The extra yield investment-grade company debt provides over government securities climbed to 160 basis points this week, the most since July 2013, based on Bloomberg World Bond Indexes. A spread beyond 165 would be the widest in almost three years. The Federal Reserve will hold its main interest rate near zero after a two-day meeting ends Wednesday, based on a Bloomberg survey of economists.
Turmoil in China and Greece along with tumbling commodity prices are driving investors to the most secure assets. That has led Treasuries, the classic low-risk investment because of their high credit rating and liquidity, to beat their rivals in the bond market over the past year.
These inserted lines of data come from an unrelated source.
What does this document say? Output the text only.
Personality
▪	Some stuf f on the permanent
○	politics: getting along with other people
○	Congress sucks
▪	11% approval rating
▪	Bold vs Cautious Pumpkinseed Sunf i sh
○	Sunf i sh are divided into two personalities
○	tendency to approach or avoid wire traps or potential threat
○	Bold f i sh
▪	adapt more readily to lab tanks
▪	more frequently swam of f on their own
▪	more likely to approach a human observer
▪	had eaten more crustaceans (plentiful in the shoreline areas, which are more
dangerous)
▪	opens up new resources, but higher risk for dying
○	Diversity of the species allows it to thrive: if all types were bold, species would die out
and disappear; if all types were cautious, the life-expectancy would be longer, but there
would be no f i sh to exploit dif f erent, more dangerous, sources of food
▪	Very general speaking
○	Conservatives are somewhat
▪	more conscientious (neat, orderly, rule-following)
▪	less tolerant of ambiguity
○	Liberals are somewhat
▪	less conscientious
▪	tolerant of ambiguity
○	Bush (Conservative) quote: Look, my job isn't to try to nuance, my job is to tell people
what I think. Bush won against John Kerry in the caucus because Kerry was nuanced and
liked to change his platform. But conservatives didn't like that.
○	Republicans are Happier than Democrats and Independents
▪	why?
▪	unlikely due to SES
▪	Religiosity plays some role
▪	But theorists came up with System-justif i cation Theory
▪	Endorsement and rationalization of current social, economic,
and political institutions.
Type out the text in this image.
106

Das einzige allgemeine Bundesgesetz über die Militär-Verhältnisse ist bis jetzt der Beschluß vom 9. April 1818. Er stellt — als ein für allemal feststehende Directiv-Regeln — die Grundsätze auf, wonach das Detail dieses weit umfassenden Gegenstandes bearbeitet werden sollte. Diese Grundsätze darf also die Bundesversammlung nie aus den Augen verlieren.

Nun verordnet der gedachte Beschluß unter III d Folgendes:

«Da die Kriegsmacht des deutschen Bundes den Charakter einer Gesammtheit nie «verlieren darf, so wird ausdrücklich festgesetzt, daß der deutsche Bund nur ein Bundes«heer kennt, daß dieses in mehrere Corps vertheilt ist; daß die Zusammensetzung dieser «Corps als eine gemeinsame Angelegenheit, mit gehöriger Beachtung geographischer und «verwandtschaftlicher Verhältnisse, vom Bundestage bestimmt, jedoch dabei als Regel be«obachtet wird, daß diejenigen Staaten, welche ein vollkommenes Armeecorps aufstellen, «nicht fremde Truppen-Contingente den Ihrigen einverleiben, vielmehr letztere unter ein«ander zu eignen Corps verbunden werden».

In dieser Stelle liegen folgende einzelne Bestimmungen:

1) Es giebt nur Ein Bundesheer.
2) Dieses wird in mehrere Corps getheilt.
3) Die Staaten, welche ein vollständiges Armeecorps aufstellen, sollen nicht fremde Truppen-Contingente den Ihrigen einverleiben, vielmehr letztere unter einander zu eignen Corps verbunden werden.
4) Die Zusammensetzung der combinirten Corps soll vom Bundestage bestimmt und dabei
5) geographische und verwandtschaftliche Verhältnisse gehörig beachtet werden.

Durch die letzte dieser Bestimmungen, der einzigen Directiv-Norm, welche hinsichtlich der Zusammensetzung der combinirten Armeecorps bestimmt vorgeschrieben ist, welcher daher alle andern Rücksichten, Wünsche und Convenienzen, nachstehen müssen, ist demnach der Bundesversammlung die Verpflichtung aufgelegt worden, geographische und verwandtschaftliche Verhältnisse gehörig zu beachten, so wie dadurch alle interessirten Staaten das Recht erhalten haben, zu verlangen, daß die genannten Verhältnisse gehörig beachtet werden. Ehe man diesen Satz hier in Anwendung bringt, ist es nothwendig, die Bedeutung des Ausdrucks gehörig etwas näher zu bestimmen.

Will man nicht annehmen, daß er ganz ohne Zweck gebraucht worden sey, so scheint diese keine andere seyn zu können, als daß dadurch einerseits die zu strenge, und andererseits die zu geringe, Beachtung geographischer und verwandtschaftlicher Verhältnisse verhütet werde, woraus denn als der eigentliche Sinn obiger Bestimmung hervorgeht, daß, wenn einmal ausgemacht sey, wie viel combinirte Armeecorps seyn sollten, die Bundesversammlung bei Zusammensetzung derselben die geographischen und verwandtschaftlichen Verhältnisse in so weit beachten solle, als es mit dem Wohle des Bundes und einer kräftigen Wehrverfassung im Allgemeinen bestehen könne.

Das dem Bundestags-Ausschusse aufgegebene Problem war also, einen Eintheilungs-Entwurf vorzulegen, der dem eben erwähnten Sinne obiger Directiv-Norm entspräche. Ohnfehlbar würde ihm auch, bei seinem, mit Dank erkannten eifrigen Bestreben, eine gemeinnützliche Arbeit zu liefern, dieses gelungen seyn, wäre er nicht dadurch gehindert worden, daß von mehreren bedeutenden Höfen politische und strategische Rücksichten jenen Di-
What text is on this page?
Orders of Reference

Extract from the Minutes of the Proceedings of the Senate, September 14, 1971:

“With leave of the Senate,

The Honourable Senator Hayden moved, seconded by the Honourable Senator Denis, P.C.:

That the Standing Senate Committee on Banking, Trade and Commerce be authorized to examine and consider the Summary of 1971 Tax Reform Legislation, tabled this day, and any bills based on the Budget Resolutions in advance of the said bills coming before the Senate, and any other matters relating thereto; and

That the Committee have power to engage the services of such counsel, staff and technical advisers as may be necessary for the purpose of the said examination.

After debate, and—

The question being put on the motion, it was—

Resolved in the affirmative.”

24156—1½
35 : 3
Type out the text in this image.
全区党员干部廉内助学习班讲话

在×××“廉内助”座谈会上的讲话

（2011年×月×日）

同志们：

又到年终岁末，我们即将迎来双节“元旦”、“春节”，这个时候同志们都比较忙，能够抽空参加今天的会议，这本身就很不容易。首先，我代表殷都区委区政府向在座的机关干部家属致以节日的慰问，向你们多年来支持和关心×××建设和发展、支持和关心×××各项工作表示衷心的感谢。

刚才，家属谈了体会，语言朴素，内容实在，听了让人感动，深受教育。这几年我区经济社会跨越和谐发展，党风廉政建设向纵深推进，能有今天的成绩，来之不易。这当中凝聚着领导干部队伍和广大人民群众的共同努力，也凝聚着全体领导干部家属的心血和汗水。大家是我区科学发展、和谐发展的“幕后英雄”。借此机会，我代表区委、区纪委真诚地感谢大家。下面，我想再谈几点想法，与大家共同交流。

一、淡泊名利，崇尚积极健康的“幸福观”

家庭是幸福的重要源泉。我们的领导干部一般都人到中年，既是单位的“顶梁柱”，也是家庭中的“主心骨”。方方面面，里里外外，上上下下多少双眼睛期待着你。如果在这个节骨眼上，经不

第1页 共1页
“Risk-off sentiment prevails in the world market,” said Toshifumi Sugimoto, the chief investment officer at Capital Asset Management in Tokyo. “There’s a flight to quality.”
The benchmark U.S. 10-year note yield was little changed at 2.25 percent as of 6:48 a.m. in London, according to Bloomberg Bond Trader data. The price of the 2.125 percent security due in May 2025 was 98 7/8.
U.S. government securities have returned 3.2 percent in the past 12 months, based on the Bloomberg World Bond Indexes. Investment-grade company bonds in the nation gained 0.7 percent, and high-yield debt declined 1.7 percent.
Verizon Communications Inc.’s bonds due in 2023 returned 2.8 percent including interest in the past year, versus 4.5 percent for same-maturity Treasuries, data compiled by Bloomberg show.
Apple Inc.’s bonds maturing the same year gained about 3 percent, compared with more than 4 percent for comparable U.S. notes, the data show.
The Verizon security has the biggest weighting in the Bloomberg U.S. Corporate Bond Index. The Apple bonds are ranked ninth.
Investors are seeking a haven as Chinese stocks tumble. The Shanghai Composite Index has fallen 28 percent after including reinvested dividends from its June 12 peak.
The Bloomberg Commodity Index has dropped 28 percent in the past year. Greece is in talks with creditors for a bailout loan.
Treasuries are drawing haven investors with their top-level debt ranks assigned by Moody’s Investors Service and Fitch Ratings. They are labeled one step lower by Standard & Poor’s. At $12.9 trillion, the U.S. has the world’s biggest debt market.
The rally won’t last as the Fed raises interest rates, judging by Bloomberg surveys of economists. While the chance of a central bank move Wednesday is just 6 percent, the odds rise to 69 percent in December, based on futures trading.
That means today’s haven bonds may turn into some of the riskiest as low yields offer scant protection against rising interest rates.